10 Responses to “Talk on publishing economics at Bloomsbury”

  1. Christopher

    Cory, I was likewise under the impression that the German book market had fixed prices for new books. A quick search turned up:

    >>> The German market operates on a fixed price basis, which means that independent book stores, in theory, are not priced out of the market by the large chains. Consumers have it good, because…

    http://www.book-fair.com/en/blog/2009/10/15/german-book-market-offers-plenty-of-oppurtunities/

    Is the qualification that the prices are set not by the state, but rather by the German Booksellers Association (or some other body)?

  2. Cory Doctorow

    I’m not sure. I was at the Leipzig Book Fair last week and I asked my German publisher, and they said that no, they got to price their books however they liked. It may be that stores have to charge whatever the cover price is, or something?

  3. Christopher

    Perhaps this is a rule that applies to »book stores« and not publishers per se. I’ve heard the law paraphrased as “discounting is not allowed.”

  4. Patrick G.

    I am from Germany, and our system for fixing book prices is called ‘Buchpreisbindung’.
    It’s a federal law and it doesn’t regulate the setting of the book price the publisher does, it only ensures the end customer pays the same price for it, regardless where he buys. Airport shop, Amazon or your family book shop, the book costs the same.

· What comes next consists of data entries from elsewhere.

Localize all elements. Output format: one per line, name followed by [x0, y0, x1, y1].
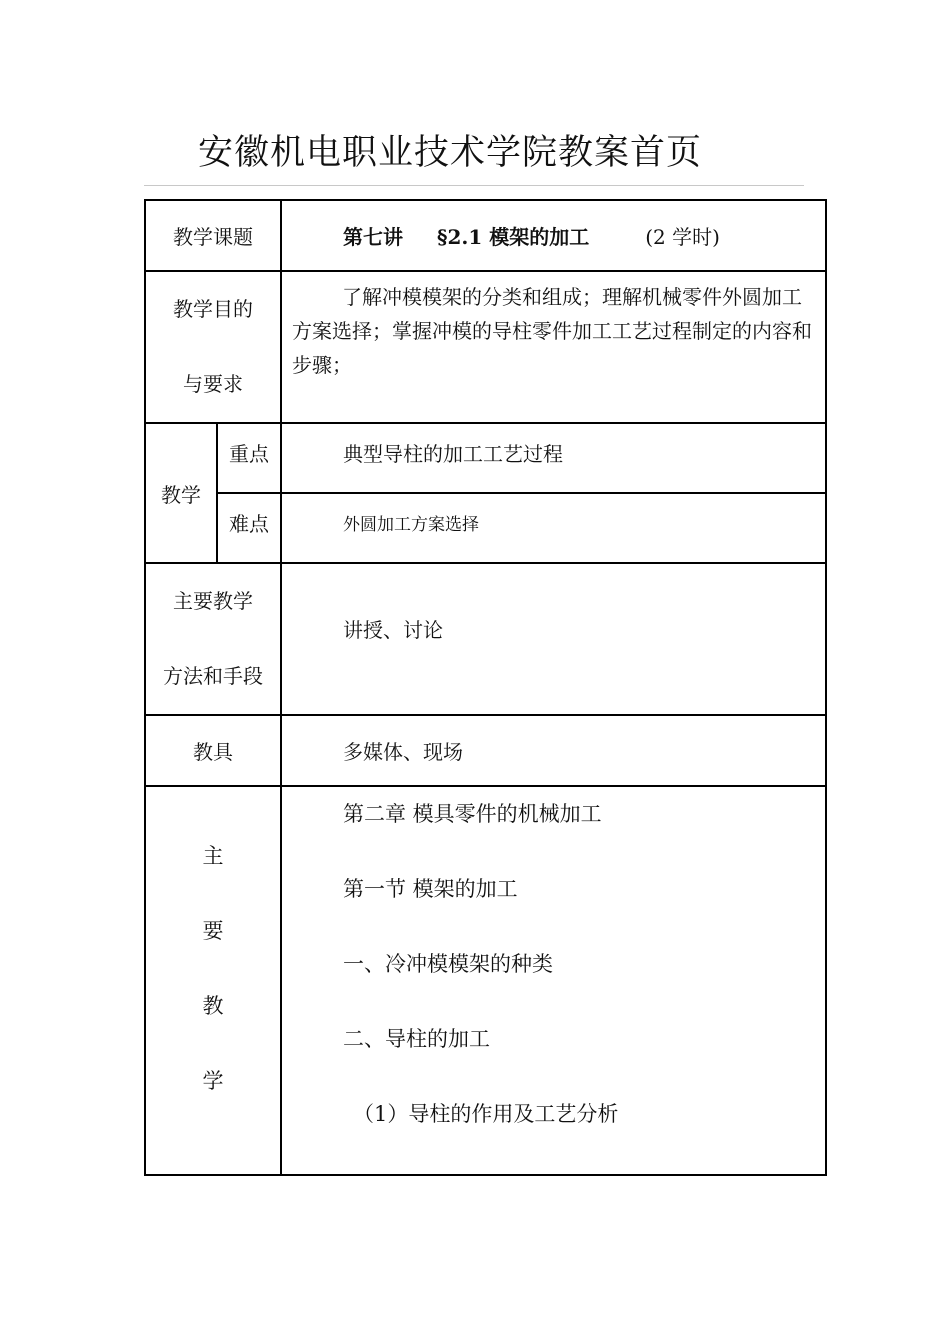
main-label-char-3: 教	[202, 993, 224, 1018]
objectives-label	[145, 271, 281, 423]
chapter-heading: 第二章 模具零件的机械加工	[343, 802, 602, 826]
row-difficulty	[145, 493, 826, 563]
difficulty-label: 难点	[217, 493, 281, 563]
topic-section: §2.1 模架的加工	[437, 225, 590, 249]
objectives-label-line1: 教学目的	[173, 297, 253, 321]
row-objectives	[145, 271, 826, 423]
row-key-point	[145, 423, 826, 493]
key-point-label: 重点	[217, 423, 281, 493]
topic-lecture: 第七讲	[343, 225, 403, 249]
row-aids	[145, 715, 826, 786]
topic-label: 教学课题	[145, 200, 281, 271]
methods-label-line2: 方法和手段	[163, 664, 263, 688]
topic-value	[281, 200, 826, 271]
row-topic	[145, 200, 826, 271]
lesson-plan-table	[144, 199, 827, 1176]
main-label-char-4: 学	[202, 1068, 224, 1093]
objectives-text: 了解冲模模架的分类和组成；理解机械零件外圆加工方案选择；掌握冲模的导柱零件加工工艺过程制定的内容和步骤；	[292, 285, 812, 377]
methods-label-line1: 主要教学	[173, 589, 253, 613]
section-heading: 第一节 模架的加工	[343, 877, 518, 901]
methods-label	[145, 563, 281, 715]
row-methods	[145, 563, 826, 715]
methods-value: 讲授、讨论	[281, 563, 826, 715]
page-title: 安徽机电职业技术学院教案首页	[198, 133, 703, 173]
content-item-2: 二、导柱的加工	[343, 1027, 490, 1051]
aids-value: 多媒体、现场	[281, 715, 826, 786]
main-content-label	[145, 786, 281, 1175]
main-label-char-1: 主	[202, 843, 224, 868]
difficulty-value: 外圆加工方案选择	[281, 493, 826, 563]
teaching-label: 教学	[145, 423, 217, 563]
content-item-1: 一、冷冲模模架的种类	[343, 952, 553, 976]
main-content-cell	[281, 786, 826, 1175]
main-label-char-2: 要	[202, 918, 224, 943]
topic-hours: (2 学时)	[645, 225, 720, 249]
objectives-cell	[281, 271, 826, 423]
row-main-content	[145, 786, 826, 1175]
key-point-value: 典型导柱的加工工艺过程	[281, 423, 826, 493]
content-subitem-1: （1）导柱的作用及工艺分析	[353, 1102, 619, 1126]
objectives-label-line2: 与要求	[183, 372, 243, 396]
aids-label: 教具	[145, 715, 281, 786]
title-divider	[144, 185, 804, 186]
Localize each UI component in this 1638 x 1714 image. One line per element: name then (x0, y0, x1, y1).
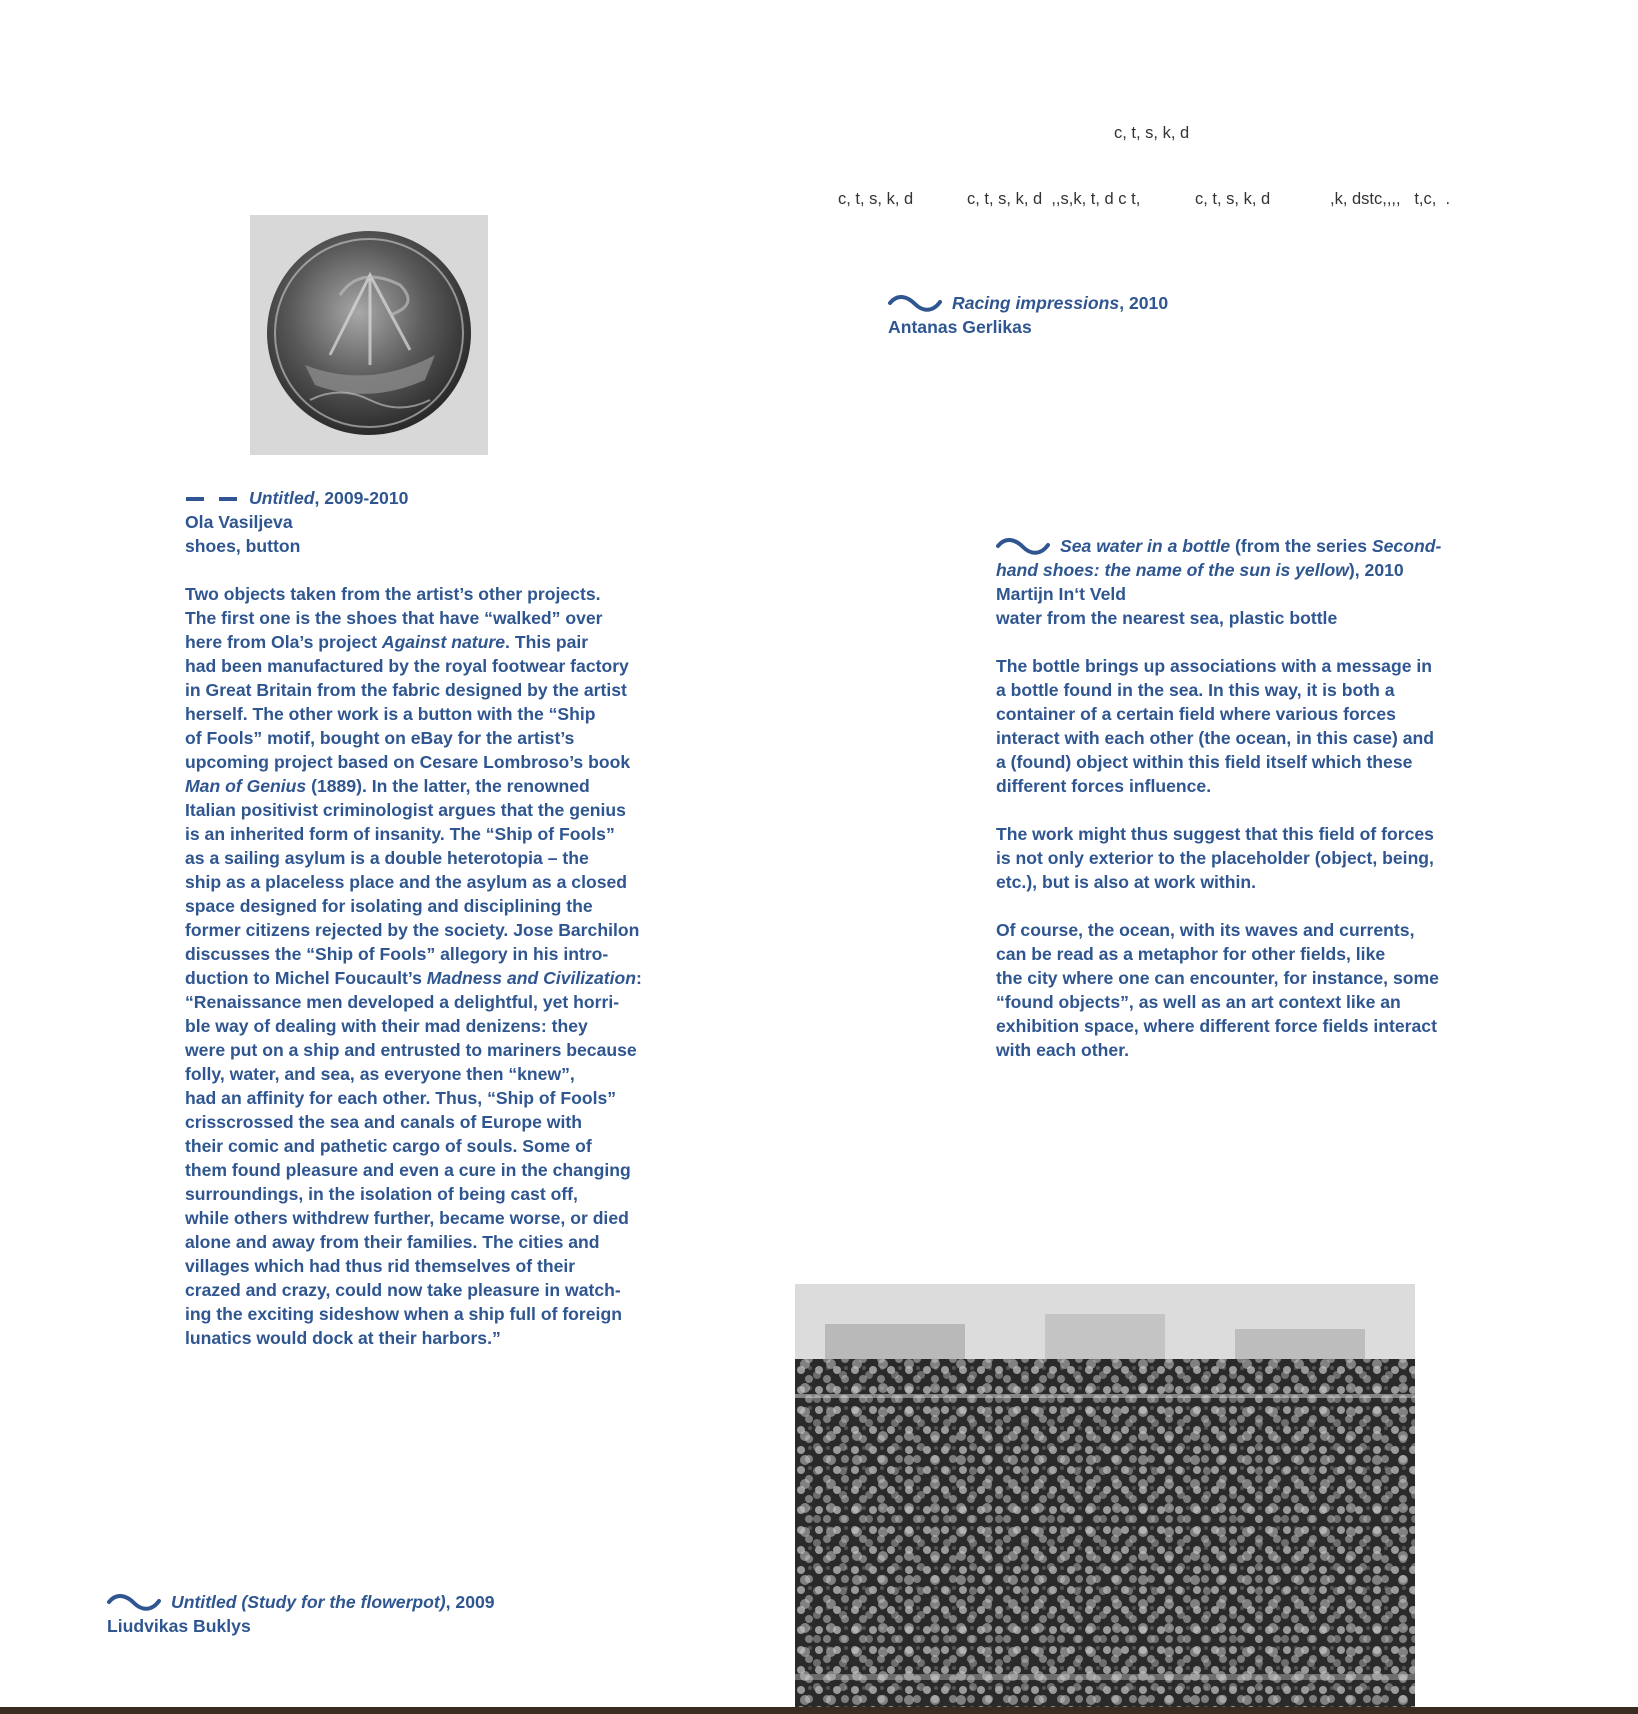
crowd-photo-image (795, 1284, 1415, 1707)
body-line: discusses the “Ship of Fools” allegory in his intro- (185, 944, 609, 964)
body-line: alone and away from their families. The cities and (185, 1232, 600, 1252)
body-line: ing the exciting sideshow when a ship full of foreign (185, 1304, 622, 1324)
sea-water-caption (996, 534, 1441, 1062)
body-line: . This pair (505, 632, 589, 652)
body-line: upcoming project based on Cesare Lombroso’s book (185, 752, 631, 772)
sea-paragraph-2 (996, 822, 1441, 894)
sea-title: Sea water in a bottle (1060, 536, 1231, 556)
para-line: a bottle found in the sea. In this way, it is both a (996, 680, 1395, 700)
para-line: different forces influence. (996, 776, 1212, 796)
racing-year: , 2010 (1119, 293, 1169, 313)
wave-icon (996, 538, 1050, 556)
body-line: former citizens rejected by the society. Jose Barchilon (185, 920, 640, 940)
para-line: container of a certain field where various forces (996, 704, 1396, 724)
vasiljeva-body (185, 582, 642, 1350)
body-line: Italian positivist criminologist argues that the genius (185, 800, 626, 820)
sea-paragraph-1 (996, 654, 1441, 798)
para-line: “found objects”, as well as an art context like an (996, 992, 1401, 1012)
para-line: a (found) object within this field itself which these (996, 752, 1413, 772)
body-line: here from Ola’s project (185, 632, 382, 652)
para-line: the city where one can encounter, for instance, some (996, 968, 1439, 988)
body-line: villages which had thus rid themselves of their (185, 1256, 576, 1276)
body-line: herself. The other work is a button with the “Ship (185, 704, 596, 724)
bottom-border (0, 1707, 1638, 1714)
body-line: “Renaissance men developed a delightful, yet horri- (185, 992, 620, 1012)
para-line: can be read as a metaphor for other fields, like (996, 944, 1386, 964)
body-italic: Madness and Civilization (426, 968, 636, 988)
header-code-1: c, t, s, k, d (838, 190, 914, 208)
ship-of-fools-button-image (250, 215, 488, 455)
dash-icon (185, 494, 239, 504)
body-italic: Against nature (381, 632, 506, 652)
body-line: (1889). In the latter, the renowned (306, 776, 590, 796)
body-line: crazed and crazy, could now take pleasure in watch- (185, 1280, 621, 1300)
sea-paren-close: ), 2010 (1348, 560, 1404, 580)
body-line: in Great Britain from the fabric designed by the artist (185, 680, 627, 700)
body-line: crisscrossed the sea and canals of Europe with (185, 1112, 582, 1132)
body-line: as a sailing asylum is a double heterotopia – the (185, 848, 589, 868)
body-line: : (635, 968, 642, 988)
racing-artist: Antanas Gerlikas (888, 317, 1032, 337)
para-line: is not only exterior to the placeholder (object, being, (996, 848, 1434, 868)
vasiljeva-year: , 2009-2010 (314, 488, 409, 508)
button-photo (250, 215, 488, 455)
para-line: with each other. (996, 1040, 1129, 1060)
body-line: ship as a placeless place and the asylum as a closed (185, 872, 628, 892)
flowerpot-year: , 2009 (445, 1592, 495, 1612)
sea-series-a: Second- (1371, 536, 1442, 556)
vasiljeva-caption (185, 486, 642, 1350)
para-line: The bottle brings up associations with a message in (996, 656, 1433, 676)
header-code-3: c, t, s, k, d (1195, 190, 1271, 208)
vasiljeva-title: Untitled (249, 488, 315, 508)
sea-materials: water from the nearest sea, plastic bottle (996, 608, 1338, 628)
body-line: Two objects taken from the artist’s other projects. (185, 584, 601, 604)
flowerpot-artist: Liudvikas Buklys (107, 1616, 251, 1636)
sea-series-b: hand shoes: the name of the sun is yellow (996, 560, 1349, 580)
header-top-code: c, t, s, k, d (1114, 124, 1190, 142)
header-code-2: c, t, s, k, d ,,s,k, t, d c t, (967, 190, 1141, 208)
body-line: The first one is the shoes that have “walked” over (185, 608, 603, 628)
para-line: The work might thus suggest that this field of forces (996, 824, 1434, 844)
body-line: duction to Michel Foucault’s (185, 968, 427, 988)
sea-paren-open: (from the series (1230, 536, 1372, 556)
sea-paragraph-3 (996, 918, 1441, 1062)
wave-icon (107, 1594, 161, 1612)
body-line: them found pleasure and even a cure in the changing (185, 1160, 631, 1180)
sea-artist: Martijn In‘t Veld (996, 584, 1127, 604)
body-line: had been manufactured by the royal footwear factory (185, 656, 629, 676)
flowerpot-title: Untitled (Study for the flowerpot) (171, 1592, 446, 1612)
racing-caption (888, 291, 1168, 339)
body-line: surroundings, in the isolation of being cast off, (185, 1184, 578, 1204)
vasiljeva-materials: shoes, button (185, 536, 301, 556)
body-line: space designed for isolating and disciplining the (185, 896, 593, 916)
body-italic: Man of Genius (185, 776, 307, 796)
crowd-photo (795, 1284, 1415, 1707)
header-code-4: ,k, dstc,,,, t,c, . (1330, 190, 1451, 208)
para-line: etc.), but is also at work within. (996, 872, 1257, 892)
body-line: their comic and pathetic cargo of souls. Some of (185, 1136, 592, 1156)
para-line: exhibition space, where different force fields interact (996, 1016, 1437, 1036)
body-line: folly, water, and sea, as everyone then “knew”, (185, 1064, 575, 1084)
body-line: were put on a ship and entrusted to mariners because (185, 1040, 637, 1060)
body-line: is an inherited form of insanity. The “Ship of Fools” (185, 824, 615, 844)
body-line: lunatics would dock at their harbors.” (185, 1328, 501, 1348)
body-line: ble way of dealing with their mad denizens: they (185, 1016, 588, 1036)
racing-title: Racing impressions (952, 293, 1120, 313)
para-line: interact with each other (the ocean, in this case) and (996, 728, 1434, 748)
vasiljeva-artist: Ola Vasiljeva (185, 512, 293, 532)
body-line: while others withdrew further, became worse, or died (185, 1208, 629, 1228)
para-line: Of course, the ocean, with its waves and currents, (996, 920, 1415, 940)
body-line: of Fools” motif, bought on eBay for the artist’s (185, 728, 575, 748)
body-line: had an affinity for each other. Thus, “Ship of Fools” (185, 1088, 617, 1108)
wave-icon (888, 295, 942, 313)
flowerpot-caption (107, 1590, 495, 1638)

    It’s a mixed bag really, for customers and for publishers and authors.
    And I enjoy shooting myself some discount books whenever I am in the UK.

  5. turn.self.off

    your mentions of how reduced prices resulted in overall increased sales are very interesting, as such thought usually gets dismissed as nonsense by suits with BS in economics.

  6. fourcultures

    Really interesting talk. Worth thinking about what publishers could possibly be for in the future. I wonder what you think about the need for curators. As the amount of data gets ever larger, there’s a crying need for people to tell you what’s worthwhile, what’s great. Publishers (& increasingly agents) already do this by working through the slush and only publishing the best. Soon this will surely be one of their main roles. Think of a wine club that sends you a mixed dozen. Sure you could go to the off-license and buy cheaper, but you’d almost certainly end up with inferior or patchy quality. On many occasions people will pay over the odds in order to avoid having to become experts themselves. Customers really need the curators. Incidentally this is true too with the next publishing revolution. Just as the paperless office was a massive mis-prediction, so too is the idea that paper books will disappear and be replaced by ebooks. Ubiquitous small-scale print on demand, like Jacob Epstein’s Book Espresso machine will soon make any and every shop an instant book shop (Epstein seems to assume they’ll only go into existing book shops but he’s wrong, look at the expansion of digital photo machines.) The problem for the customer is that when every text ever written is available at every shop with a glorified photocopier in the corner, how will they know what to read? Curators will tell them. This is what the staff at independent book shops currently do very well and there will be more and more jobs for people like this, not fewer. So publishing and book-selling business models that revolve around the need for expertise will do well. But it has to be able to compete with the crowd-sourced, semi-automated expertise of places like Amazon reviews. Publishers probably can do better than this.

  7. Tomben

    Cory,

    I enjoyed your talk, but the 49 cent vs 99 cent MP3 argument seems off, thought I lack any real details on the specific situation you spoke of.

    Given the ease of purchasing is about equal across online MP3 vendors, any price drop by one vendor may cause it to increase sales temporarily, by cannibalizing those of other vendors, but ultimately, the market would rebalanced to the new equilibrium point, and everyone would be making less money again. Upwardly sticky price points are not a fluke.

    Only by separating the source of the individual vendor’s increased sales could you determine what unit sales would be sustained long term, and I suspect most of those new unit sales would not be sustained because the price changes don’t affect the total disposable income of the purchasers.